Juventus, la rivelazione di Paratici: “Stavo per portare Lewandowski alla Sampdoria, e poi…”

Juventus, la rivelazione di Paratici: “Stavo per portare Lewandowski alla Sampdoria, e poi…”

Le dichiarazioni del d.s della Juventus, Fabio Paratici

Juventus

Parola a Fabio Paratici.

Lontano da Genova e dal club di Massimo Ferrero da ormai ben 8 anni, l’attuale coordinatore dell’area tecnica e direttore sportivo della Juventus, intervenuto ai microfoni della trasmissione polacca Prosto w Szczene, ha svelato un interessante scenario di mercato risalente al suo periodo in blucerchiato: “Alla Sampdoria era più semplice scommettere sui giocatori, alla Juve la competitività è più alta e serve molto, devi valutare che in alcuni anni questi giovani siano realmente pronti. La cosa peggiore per uno scout è scoprire un talento per sè stesso e non ai fini della squadra, è una cosa bruttissima. Lewandowski? Quando ero alla Sampdoria lo seguivamo, c’era un derby con il Genoa. Era al Lech Poznan, l’altro nostro obiettivo era Blaszczykowski. Andarono al Dortmund, scelsero la Germania anche per via della lingua”.

“Lewa esplose quasi subito al Borussia – ha continuato Paratici -. Dopo vari mesi un giocatori lo conosci alla perfezione, ma devi conoscerlo anche personalmente e li viene il difficile per capire che carriera avrà. Certe tradizioni sono importanti: in Italia nasceranno sempre grandi centrali a mio avviso, nell’est Europa c’è una tradizione di portieri importante. La Francia produce grandi centrocampisti, l’Olanda le ali, il Brasile trequartisti. La storia si ripete, e dipende dalla scuola calcio e lo stile di ogni paese. Alcune situazioni, però, cambiano: fino a 20 anni fa in Brasile, a parte Taffarel, non c’erano portieri di livello. Ora ce ne sono tantissimi. Questo perché molti che non rendevano in campo hanno deciso di spostarsi in porta con ottimi livelli”.
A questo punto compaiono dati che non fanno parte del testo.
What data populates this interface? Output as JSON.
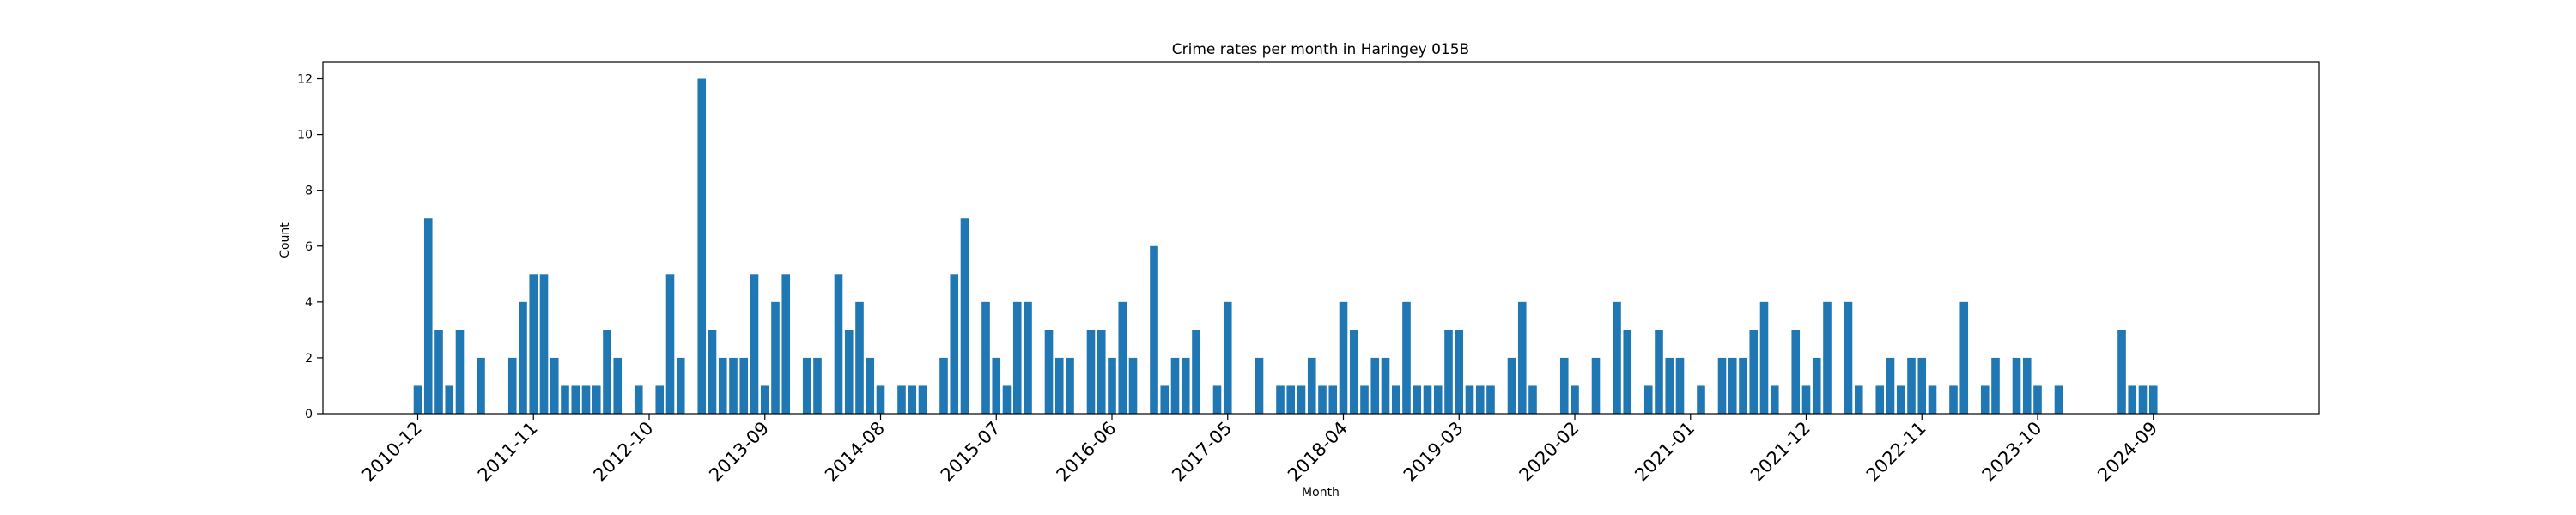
{
  "chart_data": {
    "type": "bar",
    "title": "Crime rates per month in Haringey 015B",
    "xlabel": "Month",
    "ylabel": "Count",
    "ylim": [
      0,
      12.6
    ],
    "yticks": [
      0,
      2,
      4,
      6,
      8,
      10,
      12
    ],
    "xtick_labels": [
      "2010-12",
      "2011-11",
      "2012-10",
      "2013-09",
      "2014-08",
      "2015-07",
      "2016-06",
      "2017-05",
      "2018-04",
      "2019-03",
      "2020-02",
      "2021-01",
      "2021-12",
      "2022-11",
      "2023-10",
      "2024-09"
    ],
    "bar_color": "#1f77b4",
    "grid": false,
    "categories": [
      "2010-12",
      "2011-01",
      "2011-02",
      "2011-03",
      "2011-04",
      "2011-05",
      "2011-06",
      "2011-07",
      "2011-08",
      "2011-09",
      "2011-10",
      "2011-11",
      "2011-12",
      "2012-01",
      "2012-02",
      "2012-03",
      "2012-04",
      "2012-05",
      "2012-06",
      "2012-07",
      "2012-08",
      "2012-09",
      "2012-10",
      "2012-11",
      "2012-12",
      "2013-01",
      "2013-02",
      "2013-03",
      "2013-04",
      "2013-05",
      "2013-06",
      "2013-07",
      "2013-08",
      "2013-09",
      "2013-10",
      "2013-11",
      "2013-12",
      "2014-01",
      "2014-02",
      "2014-03",
      "2014-04",
      "2014-05",
      "2014-06",
      "2014-07",
      "2014-08",
      "2014-09",
      "2014-10",
      "2014-11",
      "2014-12",
      "2015-01",
      "2015-02",
      "2015-03",
      "2015-04",
      "2015-05",
      "2015-06",
      "2015-07",
      "2015-08",
      "2015-09",
      "2015-10",
      "2015-11",
      "2015-12",
      "2016-01",
      "2016-02",
      "2016-03",
      "2016-04",
      "2016-05",
      "2016-06",
      "2016-07",
      "2016-08",
      "2016-09",
      "2016-10",
      "2016-11",
      "2016-12",
      "2017-01",
      "2017-02",
      "2017-03",
      "2017-04",
      "2017-05",
      "2017-06",
      "2017-07",
      "2017-08",
      "2017-09",
      "2017-10",
      "2017-11",
      "2017-12",
      "2018-01",
      "2018-02",
      "2018-03",
      "2018-04",
      "2018-05",
      "2018-06",
      "2018-07",
      "2018-08",
      "2018-09",
      "2018-10",
      "2018-11",
      "2018-12",
      "2019-01",
      "2019-02",
      "2019-03",
      "2019-04",
      "2019-05",
      "2019-06",
      "2019-07",
      "2019-08",
      "2019-09",
      "2019-10",
      "2019-11",
      "2019-12",
      "2020-01",
      "2020-02",
      "2020-03",
      "2020-04",
      "2020-05",
      "2020-06",
      "2020-07",
      "2020-08",
      "2020-09",
      "2020-10",
      "2020-11",
      "2020-12",
      "2021-01",
      "2021-02",
      "2021-03",
      "2021-04",
      "2021-05",
      "2021-06",
      "2021-07",
      "2021-08",
      "2021-09",
      "2021-10",
      "2021-11",
      "2021-12",
      "2022-01",
      "2022-02",
      "2022-03",
      "2022-04",
      "2022-05",
      "2022-06",
      "2022-07",
      "2022-08",
      "2022-09",
      "2022-10",
      "2022-11",
      "2022-12",
      "2023-01",
      "2023-02",
      "2023-03",
      "2023-04",
      "2023-05",
      "2023-06",
      "2023-07",
      "2023-08",
      "2023-09",
      "2023-10",
      "2023-11",
      "2023-12",
      "2024-01",
      "2024-02",
      "2024-03",
      "2024-04",
      "2024-05",
      "2024-06",
      "2024-07",
      "2024-08",
      "2024-09",
      "2024-10",
      "2024-11"
    ],
    "values": [
      1,
      7,
      3,
      1,
      3,
      0,
      2,
      0,
      0,
      2,
      4,
      5,
      5,
      2,
      1,
      1,
      1,
      1,
      3,
      2,
      0,
      1,
      0,
      1,
      5,
      2,
      0,
      12,
      3,
      2,
      2,
      2,
      5,
      1,
      4,
      5,
      0,
      2,
      2,
      0,
      5,
      3,
      4,
      2,
      1,
      0,
      1,
      1,
      1,
      0,
      2,
      5,
      7,
      0,
      4,
      2,
      1,
      4,
      4,
      0,
      3,
      2,
      2,
      0,
      3,
      3,
      2,
      4,
      2,
      0,
      6,
      1,
      2,
      2,
      3,
      0,
      1,
      4,
      0,
      0,
      2,
      0,
      1,
      1,
      1,
      2,
      1,
      1,
      4,
      3,
      1,
      2,
      2,
      1,
      4,
      1,
      1,
      1,
      3,
      3,
      1,
      1,
      1,
      0,
      2,
      4,
      1,
      0,
      0,
      2,
      1,
      0,
      2,
      0,
      4,
      3,
      0,
      1,
      3,
      2,
      2,
      0,
      1,
      0,
      2,
      2,
      2,
      3,
      4,
      1,
      0,
      3,
      1,
      2,
      4,
      0,
      4,
      1,
      0,
      1,
      2,
      1,
      2,
      2,
      1,
      0,
      1,
      4,
      0,
      1,
      2,
      0,
      2,
      2,
      1,
      0,
      1,
      0,
      0,
      0,
      0,
      0,
      3,
      1,
      1,
      1,
      0,
      0
    ]
  }
}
Sul portiere della Juventus, Wojciech Szczesny: “Lo conosco molto bene, lo seguo dall’Under 16 quando ero alla Sampdoria. Lo visionai, all’epoca ero capo scout della Samp, il calcio è la mia passione”.

 

 

Sulla sua sua carriera da calciatore: “Non ero molto bravo, giocavo in Serie C massimo, sono finito in C2 e li ho capito che da giocatore avevo dato. Ma la mia passione è il calcio e dovevo reinventarmi. Guardavo partite in tv e prendevo note sui quaderni, anche per vedere se certi elementi sarebbero cresciuti. Questo quando avevo 24-25 anni, a 31 ho smesso. Le mie vacanze sono vedere Tornei Under 15, è una passione prima che un lavoro”.